The 2016 report also mentioned telephone records that showed Bayoumi was in touch with another Saudi religious official, Mutaeb al-Sudairy, who was then assigned to the Saudi Embassy in Washington. Sudairy belonged to a prominent Saudi family and had travelled extensively in the United States as a Muslim missionary. Significantly, “Bayoumi called Sudairy five times” during the crucial period when the hijackers met him in Los Angeles, and he helped them move to San Diego, the reports quoting the 2016 document said.

Right after the 9/11 attacks, Bayoumi decamped to Birmingham, England, with his wife and children. At the FBI’s request, he was detained by the New Scotland Yard on September 21, 2001. Although he had gone to ostensibly study for a doctorate in business ethics, his main job seemed to be running a Saudi student association. FBI agents flew to the UK and questioned him. But he was not forthcoming. Days later, and even before FBI agents could thoroughly question him, Bayoumi was freed by the British government.

Bayoumi’s contact Sudairy caught the FBI’s attention again in 2010. While examining old phone activity of Bayoumi, an analyst on the Encore FBI team discovered links to Sudairy. He learned that Sudairy and another official in the religious ministry had applied for new US visas to study English at an American university. This was strange because the two Saudis were educated, wealthy officials who had lived and worked in the United States years earlier. Because of their suspected extremist links, the FBI agents felt that the plan to study could be a cover for something more nefarious, a ProPublica report said. The FBI then decided to put the two of them under full-time surveillance.

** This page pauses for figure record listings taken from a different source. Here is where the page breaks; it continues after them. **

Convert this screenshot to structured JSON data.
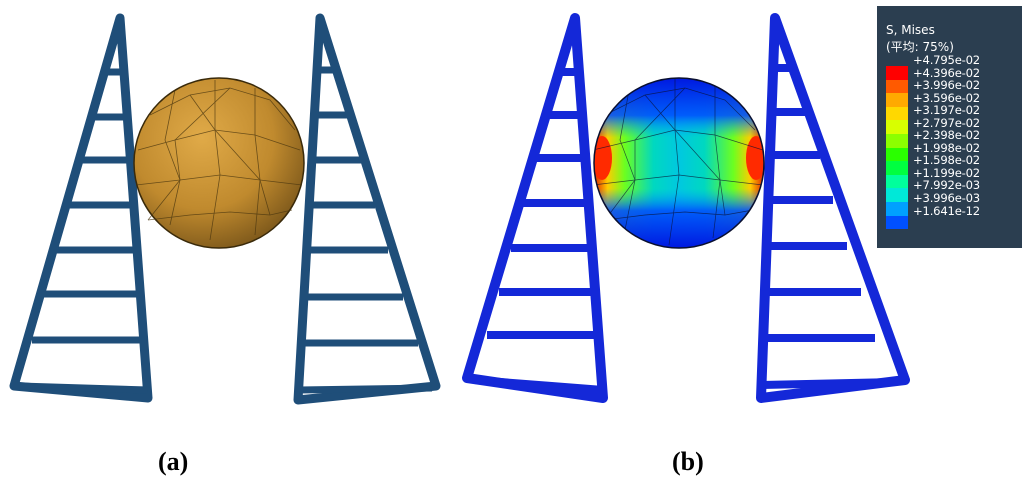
{
  "captions": {
    "a": "(a)",
    "b": "(b)"
  },
  "legend": {
    "title": "S, Mises",
    "subtitle": "(平均: 75%)",
    "values": [
      "+4.795e-02",
      "+4.396e-02",
      "+3.996e-02",
      "+3.596e-02",
      "+3.197e-02",
      "+2.797e-02",
      "+2.398e-02",
      "+1.998e-02",
      "+1.598e-02",
      "+1.199e-02",
      "+7.992e-03",
      "+3.996e-03",
      "+1.641e-12"
    ],
    "colors": [
      "#ff0000",
      "#ff5a00",
      "#ffaa00",
      "#ffd800",
      "#d8ff00",
      "#8cff00",
      "#2aff00",
      "#00ff40",
      "#00ff9c",
      "#00e8d8",
      "#00a0ff",
      "#0050ff",
      "#0000ff"
    ]
  },
  "colors": {
    "frame_a": "#1f4e79",
    "sphere_a": "#c8922e",
    "frame_b": "#1428d8",
    "mesh": "#10203a"
  }
}
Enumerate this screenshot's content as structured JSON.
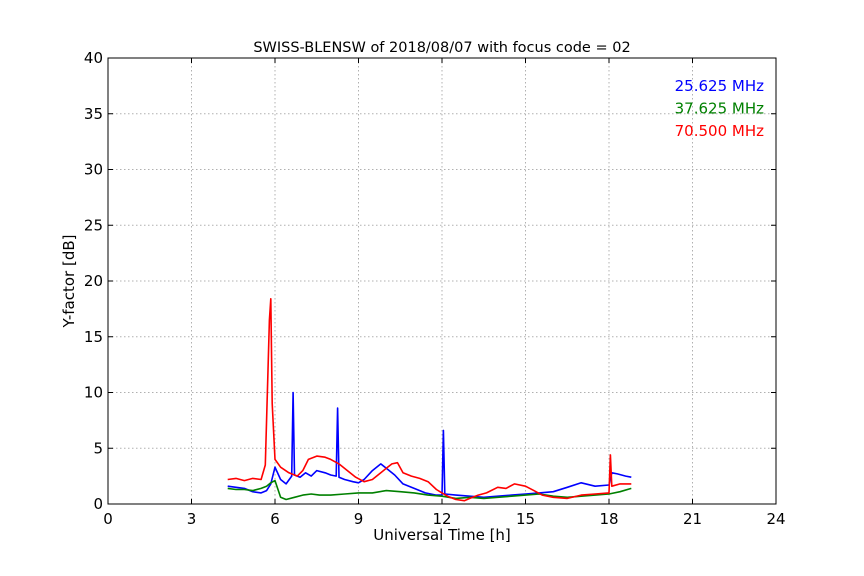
{
  "chart_data": {
    "type": "line",
    "title": "SWISS-BLENSW of 2018/08/07 with focus code = 02",
    "xlabel": "Universal Time [h]",
    "ylabel": "Y-factor [dB]",
    "xlim": [
      0,
      24
    ],
    "ylim": [
      0,
      40
    ],
    "xticks": [
      0,
      3,
      6,
      9,
      12,
      15,
      18,
      21,
      24
    ],
    "yticks": [
      0,
      5,
      10,
      15,
      20,
      25,
      30,
      35,
      40
    ],
    "grid": true,
    "legend_position": "top-right",
    "series": [
      {
        "name": "25.625 MHz",
        "color": "#0000ff",
        "x": [
          4.3,
          4.6,
          4.9,
          5.2,
          5.5,
          5.7,
          5.85,
          6.0,
          6.2,
          6.4,
          6.6,
          6.65,
          6.7,
          6.9,
          7.1,
          7.3,
          7.5,
          7.8,
          8.0,
          8.2,
          8.25,
          8.3,
          8.5,
          8.8,
          9.0,
          9.2,
          9.5,
          9.8,
          10.0,
          10.3,
          10.6,
          11.0,
          11.4,
          11.8,
          12.0,
          12.05,
          12.1,
          12.5,
          13.0,
          13.5,
          14.0,
          14.5,
          15.0,
          15.5,
          16.0,
          16.5,
          17.0,
          17.5,
          18.0,
          18.1,
          18.3,
          18.6,
          18.8
        ],
        "y": [
          1.6,
          1.5,
          1.4,
          1.1,
          1.0,
          1.2,
          1.8,
          3.3,
          2.2,
          1.8,
          2.5,
          10.0,
          2.6,
          2.4,
          2.8,
          2.5,
          3.0,
          2.8,
          2.6,
          2.5,
          8.6,
          2.4,
          2.2,
          2.0,
          1.9,
          2.2,
          3.0,
          3.6,
          3.2,
          2.6,
          1.8,
          1.4,
          1.0,
          0.8,
          0.8,
          6.6,
          0.9,
          0.8,
          0.7,
          0.6,
          0.7,
          0.8,
          0.9,
          1.0,
          1.1,
          1.5,
          1.9,
          1.6,
          1.7,
          2.8,
          2.7,
          2.5,
          2.4
        ]
      },
      {
        "name": "37.625 MHz",
        "color": "#008000",
        "x": [
          4.3,
          4.6,
          4.9,
          5.2,
          5.5,
          5.7,
          5.85,
          6.0,
          6.2,
          6.4,
          6.7,
          7.0,
          7.3,
          7.6,
          8.0,
          8.5,
          9.0,
          9.5,
          10.0,
          10.5,
          11.0,
          11.5,
          12.0,
          12.5,
          13.0,
          13.5,
          14.0,
          14.5,
          15.0,
          15.5,
          16.0,
          16.5,
          17.0,
          17.5,
          18.0,
          18.4,
          18.8
        ],
        "y": [
          1.4,
          1.3,
          1.3,
          1.2,
          1.4,
          1.6,
          1.9,
          2.1,
          0.6,
          0.4,
          0.6,
          0.8,
          0.9,
          0.8,
          0.8,
          0.9,
          1.0,
          1.0,
          1.2,
          1.1,
          1.0,
          0.8,
          0.7,
          0.5,
          0.6,
          0.5,
          0.6,
          0.7,
          0.8,
          0.9,
          0.7,
          0.6,
          0.7,
          0.8,
          0.9,
          1.1,
          1.4
        ]
      },
      {
        "name": "70.500 MHz",
        "color": "#ff0000",
        "x": [
          4.3,
          4.6,
          4.9,
          5.2,
          5.5,
          5.65,
          5.75,
          5.8,
          5.85,
          5.9,
          6.0,
          6.2,
          6.5,
          6.8,
          7.0,
          7.2,
          7.5,
          7.8,
          8.0,
          8.3,
          8.6,
          8.9,
          9.2,
          9.5,
          9.8,
          10.0,
          10.2,
          10.4,
          10.6,
          10.9,
          11.2,
          11.5,
          11.8,
          12.0,
          12.2,
          12.5,
          12.8,
          13.0,
          13.3,
          13.6,
          14.0,
          14.3,
          14.6,
          15.0,
          15.3,
          15.6,
          16.0,
          16.5,
          17.0,
          17.5,
          18.0,
          18.05,
          18.1,
          18.4,
          18.8
        ],
        "y": [
          2.2,
          2.3,
          2.1,
          2.3,
          2.2,
          3.5,
          12.0,
          16.5,
          18.4,
          9.0,
          4.0,
          3.3,
          2.8,
          2.5,
          3.0,
          4.0,
          4.3,
          4.2,
          4.0,
          3.6,
          3.0,
          2.4,
          2.0,
          2.2,
          2.8,
          3.2,
          3.6,
          3.7,
          2.8,
          2.5,
          2.3,
          2.0,
          1.3,
          1.0,
          0.7,
          0.4,
          0.3,
          0.5,
          0.8,
          1.0,
          1.5,
          1.4,
          1.8,
          1.6,
          1.2,
          0.8,
          0.6,
          0.5,
          0.8,
          0.9,
          1.0,
          4.4,
          1.6,
          1.8,
          1.8
        ]
      }
    ]
  }
}
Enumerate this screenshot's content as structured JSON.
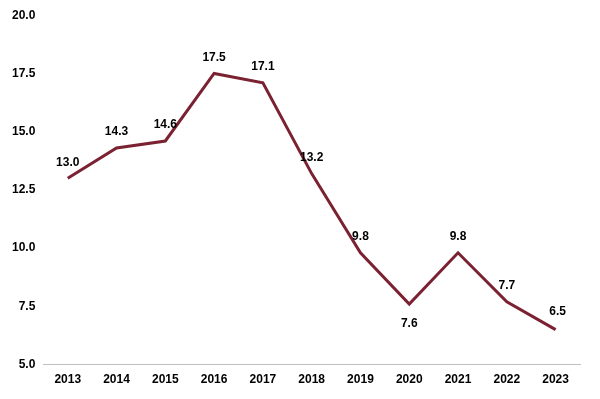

But the episode ended when CIA officers in the Saudi capital of Riyadh “objected strongly to the FBI plan”. For reasons that have remained unclear, the two Saudis cancelled the visit at the last minute. Former FBI investigators felt they lost a significant opportunity to learn more about the suspected role of Saudi officials in the support network of the 9/11 hijackers, the ProPublica report said.

The ABC News, in a 2006 report, also alleged that the CIA knew about the possibility of a terror attack in the US soil as they had tracked the two hijackers, Midhar and Hamzi, for quite some time in Malaysia, “where it was later determined, terrorists were plotting the attack on the (aircraft carrier) USS Cole.” The news channel’s January 7, 2000, report said, “If San Diego FBI agent Steven Butler had known what the CIA knew about possible terror attacks, he may have had the best chance to stop the September 11, 2001, hijackers, investigators told ABCNEWS.” The report said Butler had Midhar and Hamzi “under his nose for some 18 months, but neither he, nor anyone in the FBI, was warned by the CIA”.

Inputs like Midhar and Hazmi, who were tracked by the CIA, entering the US under their own names or the CIA not sharing intel on these two hijackers with the FBI, or the British government freeing Bayoumi before the FBI could fully grill him, raise even more questions about why the United States authorities were not able to or chose not to pursue such leads more aggressively. The victims’ relatives are now asking the same.

(Amitabha Roychowdhury was the deputy executive editor of Press Trust of India who has extensively covered internal security, defence and civil aviation. The views are personal.)